N. Korea urges UN to discuss US Navy exercise as threat
United Nations — North Korea’s ambassador called on the U.N. Security Council Wednesday to urgently discuss the recent U.S. joint naval exercise near the Korean peninsula, calling it preparation for a pre-emptive strike and nuclear war against his country.
Ja Song Nam said in a letter, a copy of which was sent to The Associated Press, that the naval exercise was the largest “waged with general mobilization of the nuclear strategic assets” after President Donald Trump last month “made the most ferocious declaration of war in history by claiming to ‘totally destroy’ the DPRK.” Those are the initials of the country’s official name, the Democratic People’s Republic of Korea.
Ja said the naval exercise, which began Oct. 16 and involved the nuclear aircraft carrier Ronald Reagan, three nuclear submarines, Aegis destroyers and more than 40 other battleships and fighter aircraft “of all kinds,” increased tensions on the Korean peninsula.
The five-day naval drills with the South Korean navy came ahead of Trump’s first official visit to Asia next month, which is likely to be overshadowed by tensions with North Korea over its escalating nuclear and ballistic missile programs.
The U.S. and South Korea regularly conduct joint military exercises that Pyongyang condemns as invasion rehearsals.
“What cannot be overlooked,” the DPRK’s Ja said, “is the fact that the U.S., not being contented with the joint military exercise on the Korean peninsula, is kicking up the racket of military pressure upon the DPRK on a worldwide scale and is becoming more undisguised in its attempt to introduce NATO and other armed forces of its followers into the Korean peninsula in case of emergency.”
In the letter addressed to France’s U.N. Ambassador Francois Delattre, the current Security Council president, he asked for the council to bring up the U.S. joint military exercise as an “urgent agenda item,” saying “these military exercises constitute (a) clear threat to international peace and security.”
“No other country in the world than the DPRK has ever been subjected to such an extreme and direct nuclear threat from the U.S. for such a long time and witnessed on its door such nuclear war exercises which are the most vicious and ferocious in their scale, style, aim and essence,” the ambassador said.
North Korea has repeatedly urged the Security Council to discuss U.S.-South Korea military exercises, but its requests have never been taken up.
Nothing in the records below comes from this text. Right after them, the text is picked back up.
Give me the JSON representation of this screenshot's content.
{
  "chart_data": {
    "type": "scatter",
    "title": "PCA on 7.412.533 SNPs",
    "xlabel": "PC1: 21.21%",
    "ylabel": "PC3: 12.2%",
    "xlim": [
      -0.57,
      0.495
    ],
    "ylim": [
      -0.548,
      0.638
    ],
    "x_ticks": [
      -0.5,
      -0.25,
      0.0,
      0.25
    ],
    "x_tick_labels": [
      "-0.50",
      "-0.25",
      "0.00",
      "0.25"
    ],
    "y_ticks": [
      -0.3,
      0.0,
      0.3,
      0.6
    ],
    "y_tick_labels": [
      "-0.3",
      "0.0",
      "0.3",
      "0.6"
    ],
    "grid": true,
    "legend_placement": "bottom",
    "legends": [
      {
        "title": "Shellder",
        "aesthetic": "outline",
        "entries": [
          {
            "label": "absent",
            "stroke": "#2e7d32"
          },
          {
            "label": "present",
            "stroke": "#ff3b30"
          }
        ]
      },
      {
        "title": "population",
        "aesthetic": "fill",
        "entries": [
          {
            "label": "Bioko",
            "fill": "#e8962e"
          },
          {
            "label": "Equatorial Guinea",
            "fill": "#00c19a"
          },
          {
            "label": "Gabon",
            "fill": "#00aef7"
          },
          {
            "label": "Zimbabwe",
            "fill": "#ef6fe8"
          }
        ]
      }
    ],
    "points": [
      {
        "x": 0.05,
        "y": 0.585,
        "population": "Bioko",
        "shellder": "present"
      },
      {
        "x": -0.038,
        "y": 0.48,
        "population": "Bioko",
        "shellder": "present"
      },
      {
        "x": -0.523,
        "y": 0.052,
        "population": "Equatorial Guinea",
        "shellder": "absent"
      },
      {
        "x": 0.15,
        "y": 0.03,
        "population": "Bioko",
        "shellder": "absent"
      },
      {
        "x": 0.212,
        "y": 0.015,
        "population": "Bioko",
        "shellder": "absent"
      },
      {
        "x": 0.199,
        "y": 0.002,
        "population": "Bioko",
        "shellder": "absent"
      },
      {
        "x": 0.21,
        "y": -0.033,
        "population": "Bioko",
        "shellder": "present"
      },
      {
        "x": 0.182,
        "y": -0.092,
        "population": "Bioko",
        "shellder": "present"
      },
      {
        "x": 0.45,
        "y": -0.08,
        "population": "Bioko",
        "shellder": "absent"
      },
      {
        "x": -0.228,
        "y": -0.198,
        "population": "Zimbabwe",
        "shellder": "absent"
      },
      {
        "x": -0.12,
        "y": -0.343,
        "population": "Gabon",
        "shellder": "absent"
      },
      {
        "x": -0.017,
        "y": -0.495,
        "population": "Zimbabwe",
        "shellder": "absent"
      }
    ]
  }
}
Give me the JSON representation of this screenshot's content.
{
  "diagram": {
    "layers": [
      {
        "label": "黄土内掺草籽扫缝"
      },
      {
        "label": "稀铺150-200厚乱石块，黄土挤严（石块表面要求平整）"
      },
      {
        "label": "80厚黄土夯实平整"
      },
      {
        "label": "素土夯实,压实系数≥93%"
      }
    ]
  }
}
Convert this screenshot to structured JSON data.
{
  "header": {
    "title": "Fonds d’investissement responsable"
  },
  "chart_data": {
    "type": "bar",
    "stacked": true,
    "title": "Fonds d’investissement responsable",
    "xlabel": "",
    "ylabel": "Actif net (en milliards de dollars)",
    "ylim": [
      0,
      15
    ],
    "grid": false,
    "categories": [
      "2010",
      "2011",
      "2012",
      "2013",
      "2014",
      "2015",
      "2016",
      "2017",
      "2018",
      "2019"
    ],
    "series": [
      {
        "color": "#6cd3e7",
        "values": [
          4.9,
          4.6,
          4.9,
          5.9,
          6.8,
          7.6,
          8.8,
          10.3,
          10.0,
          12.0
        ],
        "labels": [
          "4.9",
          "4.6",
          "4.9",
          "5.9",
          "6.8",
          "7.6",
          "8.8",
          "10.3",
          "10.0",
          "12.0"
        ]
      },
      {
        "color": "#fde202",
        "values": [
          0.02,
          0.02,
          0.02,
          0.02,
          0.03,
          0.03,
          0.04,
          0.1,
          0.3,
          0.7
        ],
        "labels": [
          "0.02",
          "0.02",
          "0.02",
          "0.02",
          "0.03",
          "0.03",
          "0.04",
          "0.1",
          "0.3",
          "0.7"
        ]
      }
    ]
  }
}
The United States is a permanent, veto-wielding council member.
If the council ignores the DPRK request again, Ja said, it will demonstrate “more clearly” that the U.N.’s most powerful body is only a “political tool” of the United States.
The DPRK ambassador, in a separate letter, reiterated a request for the secretary-general to organize an international forum of lawyers to clarify the legal basis of the Security Council’s increasingly tough sanctions resolutions, imposed in response to its nuclear and ballistic missile tests.
Ja suggested several issues for discussion including: Why was North Korea’s satellite launch prohibited when international law “stipulates that peaceful use of outer space is an inalienable sovereignty of the state?” Why are North Korea’s nuclear tests banned when the nuclear test ban treaty has not yet come into effect?
In March, Ja said the U.N. Secretariat should not again respond with the “preposterous out-of-date sophistries” that it is up to the Security Council to determine what constitutes a threat to international peace and security.